For instance, a small company operating from a single location will likely have a different scope than a multi-site, sprawling enterprise. But irrespective of size and complexity, achieving CMMC levels is within reach for all. 

Moreover, as cloud environments gain popularity, understanding shared responsibilities between contractors and Cloud Service Providers (CSP) or External Service Providers (ESP) becomes crucial. This effort ensures that security controls relevant to the assessment are in place and evidenced appropriately. 

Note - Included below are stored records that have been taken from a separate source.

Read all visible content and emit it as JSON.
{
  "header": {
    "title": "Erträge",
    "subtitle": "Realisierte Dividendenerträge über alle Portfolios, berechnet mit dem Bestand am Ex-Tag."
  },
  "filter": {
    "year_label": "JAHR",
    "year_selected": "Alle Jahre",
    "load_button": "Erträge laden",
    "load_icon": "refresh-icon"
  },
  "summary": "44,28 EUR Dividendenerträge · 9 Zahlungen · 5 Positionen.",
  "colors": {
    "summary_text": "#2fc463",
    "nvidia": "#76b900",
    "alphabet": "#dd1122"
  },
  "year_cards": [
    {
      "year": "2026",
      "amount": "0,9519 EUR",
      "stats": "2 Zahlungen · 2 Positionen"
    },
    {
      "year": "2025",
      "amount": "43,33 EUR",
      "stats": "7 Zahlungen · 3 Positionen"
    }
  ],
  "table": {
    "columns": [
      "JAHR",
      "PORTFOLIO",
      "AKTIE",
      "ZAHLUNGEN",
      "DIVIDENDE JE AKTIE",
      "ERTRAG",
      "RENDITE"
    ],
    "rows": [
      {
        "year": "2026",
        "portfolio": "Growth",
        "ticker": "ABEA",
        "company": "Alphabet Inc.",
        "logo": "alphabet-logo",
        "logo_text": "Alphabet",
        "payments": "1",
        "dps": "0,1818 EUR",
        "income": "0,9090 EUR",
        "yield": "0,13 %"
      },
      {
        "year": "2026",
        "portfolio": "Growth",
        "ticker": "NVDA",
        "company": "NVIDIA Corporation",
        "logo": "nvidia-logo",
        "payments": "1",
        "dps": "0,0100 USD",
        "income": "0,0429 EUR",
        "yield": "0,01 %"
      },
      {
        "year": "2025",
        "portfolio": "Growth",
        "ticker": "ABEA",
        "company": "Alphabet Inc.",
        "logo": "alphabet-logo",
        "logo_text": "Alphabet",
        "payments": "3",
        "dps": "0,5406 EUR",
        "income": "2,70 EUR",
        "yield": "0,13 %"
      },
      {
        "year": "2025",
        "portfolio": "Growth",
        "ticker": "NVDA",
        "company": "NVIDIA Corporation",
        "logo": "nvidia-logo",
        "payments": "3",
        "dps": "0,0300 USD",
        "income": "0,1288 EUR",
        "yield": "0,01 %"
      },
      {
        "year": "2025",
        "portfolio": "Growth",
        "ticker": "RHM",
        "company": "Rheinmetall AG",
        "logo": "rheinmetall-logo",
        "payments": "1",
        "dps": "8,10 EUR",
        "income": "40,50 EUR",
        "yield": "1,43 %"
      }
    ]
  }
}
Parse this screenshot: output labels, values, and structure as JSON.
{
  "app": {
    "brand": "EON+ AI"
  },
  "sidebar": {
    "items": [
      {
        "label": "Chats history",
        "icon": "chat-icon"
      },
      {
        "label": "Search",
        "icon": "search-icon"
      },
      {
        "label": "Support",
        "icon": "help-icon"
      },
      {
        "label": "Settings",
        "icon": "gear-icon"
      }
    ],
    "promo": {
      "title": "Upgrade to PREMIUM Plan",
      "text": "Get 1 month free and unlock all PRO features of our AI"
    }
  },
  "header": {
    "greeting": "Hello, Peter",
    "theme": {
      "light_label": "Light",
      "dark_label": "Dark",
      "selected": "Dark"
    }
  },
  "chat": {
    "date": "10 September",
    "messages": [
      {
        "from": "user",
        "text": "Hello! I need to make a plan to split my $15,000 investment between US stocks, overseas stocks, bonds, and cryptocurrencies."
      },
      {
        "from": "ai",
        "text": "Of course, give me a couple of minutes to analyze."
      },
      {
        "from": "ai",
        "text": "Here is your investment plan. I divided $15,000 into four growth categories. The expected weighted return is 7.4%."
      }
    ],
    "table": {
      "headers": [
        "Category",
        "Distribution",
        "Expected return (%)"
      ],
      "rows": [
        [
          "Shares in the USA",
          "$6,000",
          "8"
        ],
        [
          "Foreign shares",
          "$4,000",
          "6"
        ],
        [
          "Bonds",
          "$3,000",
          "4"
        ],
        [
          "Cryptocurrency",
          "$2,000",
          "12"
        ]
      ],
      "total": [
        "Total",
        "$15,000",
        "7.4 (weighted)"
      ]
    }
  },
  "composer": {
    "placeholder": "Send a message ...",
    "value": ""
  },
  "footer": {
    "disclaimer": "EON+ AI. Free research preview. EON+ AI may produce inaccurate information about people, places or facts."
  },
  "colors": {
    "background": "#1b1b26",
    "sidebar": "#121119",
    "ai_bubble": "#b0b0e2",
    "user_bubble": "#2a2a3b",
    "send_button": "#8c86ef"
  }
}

To make this process more digestible, the organization must identify these assets and provide adequate security controls for their protection. Doing so will help to facilitate and provide for: 

  1. Regulatory Compliance: The primary focus of your CMMC assessment is to ensure that Department of Defense contractors are adequately controlling and safeguarding CUI. If any of these assets are missed in the assessment, it may lead to non-compliance, jeopardizing the contractor’s ability to win or retain DoD contracts.
  2. Comprehensive Risk Assessment: Overlooking CUI assets can result in ‘blind spots’ in the contractor’s risk assessment. This may leave vulnerabilities unaddressed, exposing the contractor to an increased likelihood of a data breach.
  3. Cost Efficiency: Properly identifying the scope reinforces that resources are effectively allocated to protect the most sensitive data and systems. Without clear identification and prioritization, there could be over-extension of resources or, conversely, gaps in protection. 
  4. Consistent and Well-Managed Security Posture: Recognizing and recording how CUI data flows throughout your organizational systems, devices, and resources helps to ensure that the security measures are consistently and thoroughly managed across the board. 
  5. Operational Efficiency: When boundaries and assets are clearly defined, it becomes easier to implement, manage, and monitor security protocols leading to smoother operations. 
  6. Stakeholder Confidence: Effective demonstration of security control implementation and maintenance can boost confidence amongst the organization’s stakeholders – including DoD, current and prospective clients or business partners, and employees. 
  7. 7. Control Legal and Financial Consequences: Failing to adequately define protected data and assets can lead to potential breaches, resulting in legal repercussions, financial penalties, and loss of business. 

Wrapping Up 

A practical cybersecurity approach isn’t just about having the right tools in place; it’s about understanding the systems, the data they protect, and the responsibilities that come with it. As we navigate the intricate world of cybersecurity, it’s comforting to know that the path to CMMC Level 2 certification is entirely achievable with the proper guidance and understanding. Prepare, protect, and proceed with confidence.